Тут я вижу, что она совсем его не знает, она даже не начала его понимать. Оказывается, я люблю его за гордое безрассудство, хоть и злюсь на него за то, что он безрассудный гордец.
– Он вынесет приговор, независимо от того, заплатит она ему или нет, – говорю я. – Он Талбот, его не купишь. Он рассмотрит свидетельства, взвесит обвинение и придет к справедливому решению; сколько бы ему ни заплатили, чего бы это ни стоило.
Я слышу в своем голосе гордость.
– Такой он человек. Я думала, вы его уже узнали. Его нельзя подкупить, и купить его нельзя. Он человек непростой, даже не очень здравомыслящий. Он не понимает, как устроен мир, и он не слишком умен. Его даже можно назвать дураком, уж из-за вас-то он совсем дураком стал; но он всегда, всегда остается человеком чести.
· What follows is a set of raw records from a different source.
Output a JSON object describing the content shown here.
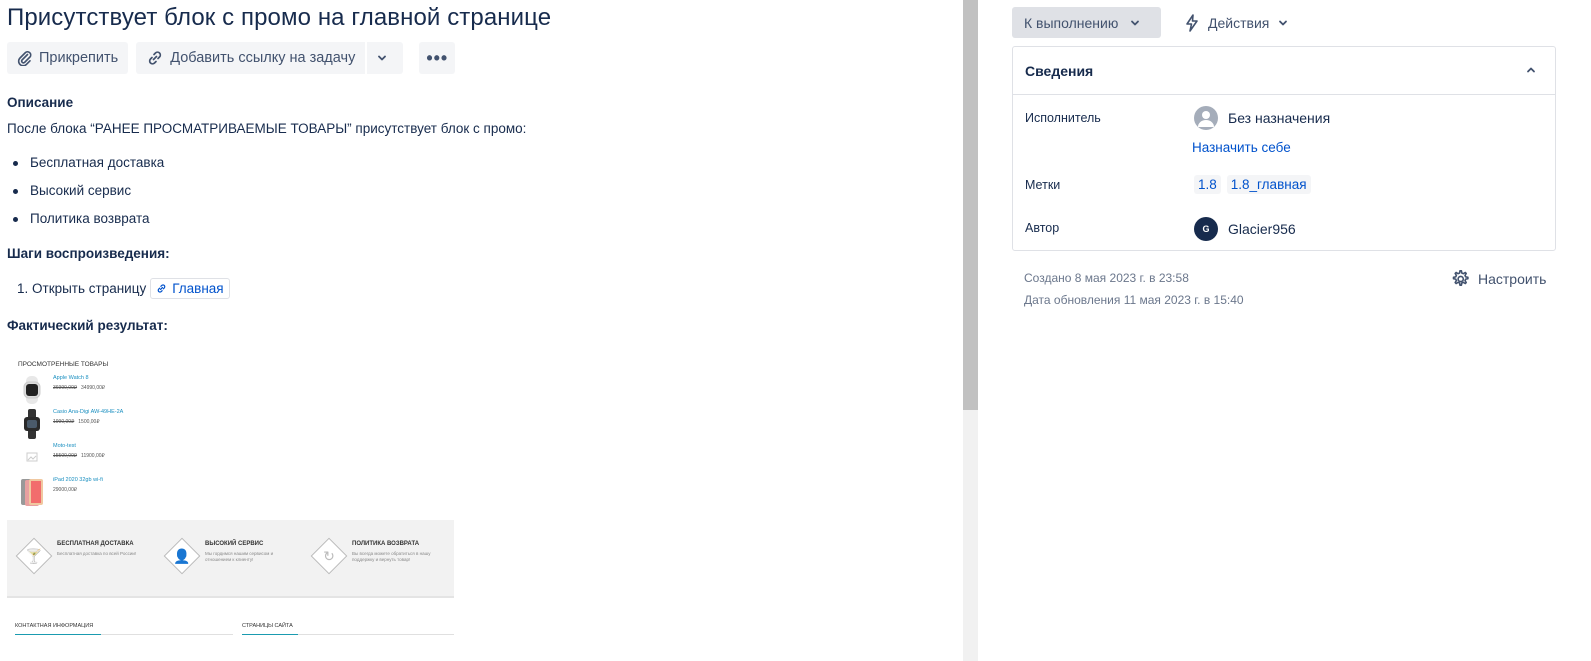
{
  "issue": {
    "title": "Присутствует блок с промо на главной странице"
  },
  "toolbar": {
    "attach_label": "Прикрепить",
    "add_link_label": "Добавить ссылку на задачу",
    "more_label": "•••"
  },
  "description": {
    "heading": "Описание",
    "text": "После блока “РАНЕЕ ПРОСМАТРИВАЕМЫЕ ТОВАРЫ” присутствует блок с промо:",
    "bullets": [
      "Бесплатная доставка",
      "Высокий сервис",
      "Политика возврата"
    ],
    "steps_heading": "Шаги воспроизведения:",
    "step_1_text": "1. Открыть страницу",
    "step_1_link": "Главная",
    "result_heading": "Фактический результат:"
  },
  "screenshot": {
    "title": "ПРОСМОТРЕННЫЕ ТОВАРЫ",
    "products": [
      {
        "name": "Apple Watch 8",
        "old_price": "36990,00₽",
        "price": "34990,00₽"
      },
      {
        "name": "Casio Ana-Digi AW-49HE-2A",
        "old_price": "1990,00₽",
        "price": "1500,00₽"
      },
      {
        "name": "Moto-test",
        "old_price": "15500,00₽",
        "price": "11900,00₽"
      },
      {
        "name": "iPad 2020 32gb wi-fi",
        "old_price": "",
        "price": "29000,00₽"
      }
    ],
    "features": [
      {
        "title": "БЕСПЛАТНАЯ ДОСТАВКА",
        "desc": "Бесплатная доставка по всей России!"
      },
      {
        "title": "ВЫСОКИЙ СЕРВИС",
        "desc": "Мы гордимся нашим сервисом и отношением к клиенту!"
      },
      {
        "title": "ПОЛИТИКА ВОЗВРАТА",
        "desc": "Вы всегда можете обратиться в нашу поддержку и вернуть товар!"
      }
    ],
    "footer_contacts": "КОНТАКТНАЯ ИНФОРМАЦИЯ",
    "footer_pages": "СТРАНИЦЫ САЙТА"
  },
  "sidebar": {
    "status_label": "К выполнению",
    "actions_label": "Действия",
    "details_heading": "Сведения",
    "assignee_label": "Исполнитель",
    "assignee_value": "Без назначения",
    "assign_self": "Назначить себе",
    "labels_label": "Метки",
    "labels": [
      "1.8",
      "1.8_главная"
    ],
    "author_label": "Автор",
    "author_initial": "G",
    "author_name": "Glacier956",
    "created": "Создано 8 мая 2023 г. в 23:58",
    "updated": "Дата обновления 11 мая 2023 г. в 15:40",
    "configure_label": "Настроить"
  }
}
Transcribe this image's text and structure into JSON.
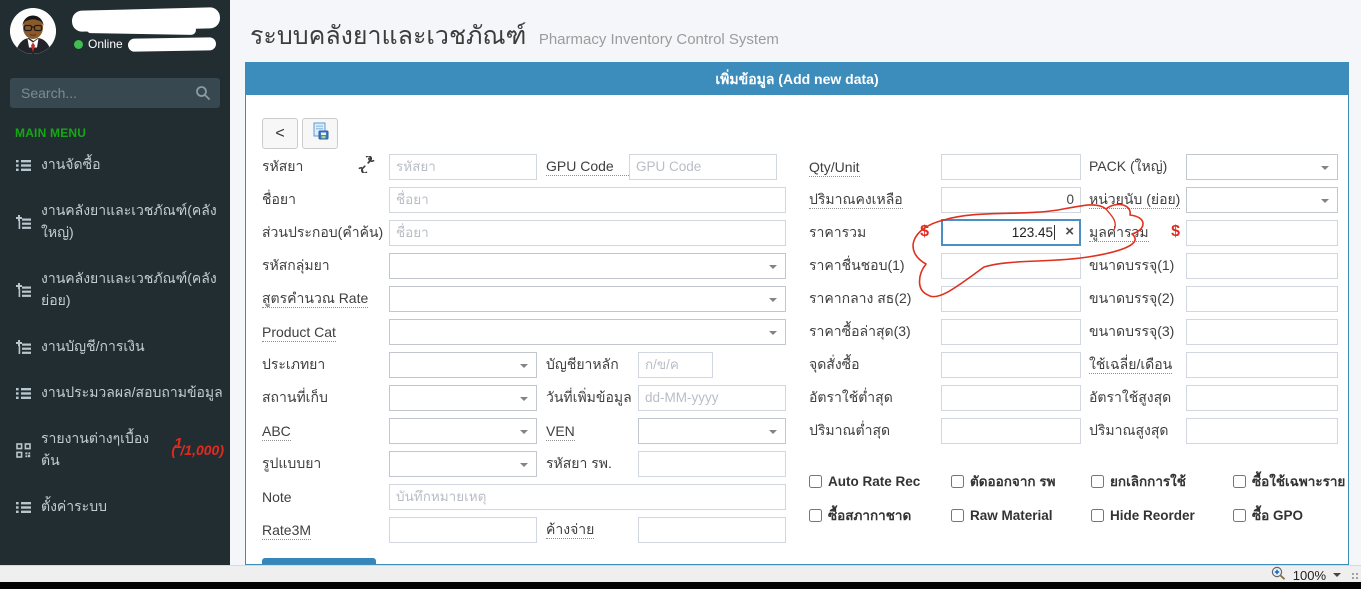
{
  "sidebar": {
    "user": {
      "status": "Online"
    },
    "search_placeholder": "Search...",
    "menu_header": "MAIN MENU",
    "items": [
      {
        "label": "งานจัดซื้อ",
        "icon": "list-icon"
      },
      {
        "label": "งานคลังยาและเวชภัณฑ์(คลังใหญ่)",
        "icon": "tree-icon"
      },
      {
        "label": "งานคลังยาและเวชภัณฑ์(คลังย่อย)",
        "icon": "tree-icon"
      },
      {
        "label": "งานบัญชี/การเงิน",
        "icon": "tree-icon"
      },
      {
        "label": "งานประมวลผล/สอบถามข้อมูล",
        "icon": "list-icon"
      },
      {
        "label": "รายงานต่างๆเบื้องต้น",
        "icon": "qrcode-icon",
        "badge_pre": "(",
        "badge_sup": "1",
        "badge_post": "/1,000)"
      },
      {
        "label": "ตั้งค่าระบบ",
        "icon": "list-icon"
      }
    ]
  },
  "header": {
    "title_th": "ระบบคลังยาและเวชภัณฑ์",
    "title_en": "Pharmacy Inventory Control System"
  },
  "panel": {
    "title": "เพิ่มข้อมูล (Add new data)"
  },
  "toolbar": {
    "back": "<"
  },
  "form": {
    "left": [
      {
        "label": "รหัสยา",
        "placeholder": "รหัสยา",
        "label2": "GPU Code",
        "placeholder2": "GPU Code"
      },
      {
        "label": "ชื่อยา",
        "placeholder": "ชื่อยา"
      },
      {
        "label": "ส่วนประกอบ(คำค้น)",
        "placeholder": "ชื่อยา"
      },
      {
        "label": "รหัสกลุ่มยา"
      },
      {
        "label": "สูตรคำนวณ Rate"
      },
      {
        "label": "Product Cat"
      },
      {
        "label": "ประเภทยา",
        "label2": "บัญชียาหลัก",
        "placeholder2": "ก/ข/ค"
      },
      {
        "label": "สถานที่เก็บ",
        "label2": "วันที่เพิ่มข้อมูล",
        "placeholder2": "dd-MM-yyyy"
      },
      {
        "label": "ABC",
        "label2": "VEN"
      },
      {
        "label": "รูปแบบยา",
        "label2": "รหัสยา รพ."
      },
      {
        "label": "Note",
        "placeholder": "บันทึกหมายเหตุ"
      },
      {
        "label": "Rate3M",
        "label2": "ค้างจ่าย"
      }
    ],
    "right": [
      {
        "label": "Qty/Unit",
        "label2": "PACK (ใหญ่)"
      },
      {
        "label": "ปริมาณคงเหลือ",
        "value": "0",
        "label2": "หน่วยนับ (ย่อย)"
      },
      {
        "label": "ราคารวม",
        "currency": "$",
        "value": "123.45",
        "clear": "×",
        "label2": "มูลค่ารวม",
        "currency2": "$"
      },
      {
        "label": "ราคาชื่นชอบ(1)",
        "label2": "ขนาดบรรจุ(1)"
      },
      {
        "label": "ราคากลาง สธ(2)",
        "label2": "ขนาดบรรจุ(2)"
      },
      {
        "label": "ราคาซื้อล่าสุด(3)",
        "label2": "ขนาดบรรจุ(3)"
      },
      {
        "label": "จุดสั่งซื้อ",
        "label2": "ใช้เฉลี่ย/เดือน"
      },
      {
        "label": "อัตราใช้ต่ำสุด",
        "label2": "อัตราใช้สูงสุด"
      },
      {
        "label": "ปริมาณต่ำสุด",
        "label2": "ปริมาณสูงสุด"
      }
    ],
    "checkboxes": [
      "Auto Rate Rec",
      "ตัดออกจาก รพ",
      "ยกเลิกการใช้",
      "ซื้อใช้เฉพาะราย",
      "ซื้อสภากาชาด",
      "Raw Material",
      "Hide Reorder",
      "ซื้อ GPO"
    ]
  },
  "statusbar": {
    "zoom_level": "100%"
  },
  "icons": {
    "search": "magnifier",
    "broken_link": "chain-broken",
    "save": "file-save",
    "back": "chevron-left",
    "dropdown": "caret-down",
    "clear": "x",
    "currency": "dollar",
    "zoom": "magnifier-plus"
  },
  "colors": {
    "accent_blue": "#3c8dbc",
    "sidebar_bg": "#222d32",
    "menu_green": "#15a715",
    "annotation_red": "#e02b20",
    "focus_blue": "#4b8fc4",
    "online_green": "#3fbf4d"
  }
}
1572 год, январь, замок Шеффилд: Мария
В ночь, когда начинается суд, я отсылаю своих дам спать и сижу у огня, погрузившись в мысли – не о герцоге Норфолке, который завтра предстанет ради меня перед судом, но о Ботвелле, который никогда бы не пошел под арест, никогда бы не позволил своим слугам признаться, никогда бы не написал о государственной тайне кодом, который можно взломать, никогда бы не позволил найти этот код. Который – видит бог, прежде всего – никогда бы не доверился перебежчику вроде Ридольфи. Который – да простит меня Господь – никогда бы не поддался моим заверениям, что Ридольфи тот, кто нам нужен. Ботвелл бы сразу понял, что мой посол Джон Лесли сломается на допросе, понял бы, что Ридольфи станет трепать языком. Ботвелл бы догадался, что заговор провалится, и никогда бы к нему не примкнул. Ботвелл – я смеюсь при мысли об этом – никогда бы не послал выкуп королевы в мешке без метки, с обойщиком из Шрусбери, положившись на удачу. Ботвелл был вором, похитителем, насильником, убийцей, злым, отвратительным человеком, но жертвой он не был. Никто ни разу долго не удерживал Ботвелла, не надувал его, не обманывал, никто не заставил его пойти против его собственных интересов. То есть до тех пор, пока он не встретил меня. Когда он сражался за себя самого, он был непобедим.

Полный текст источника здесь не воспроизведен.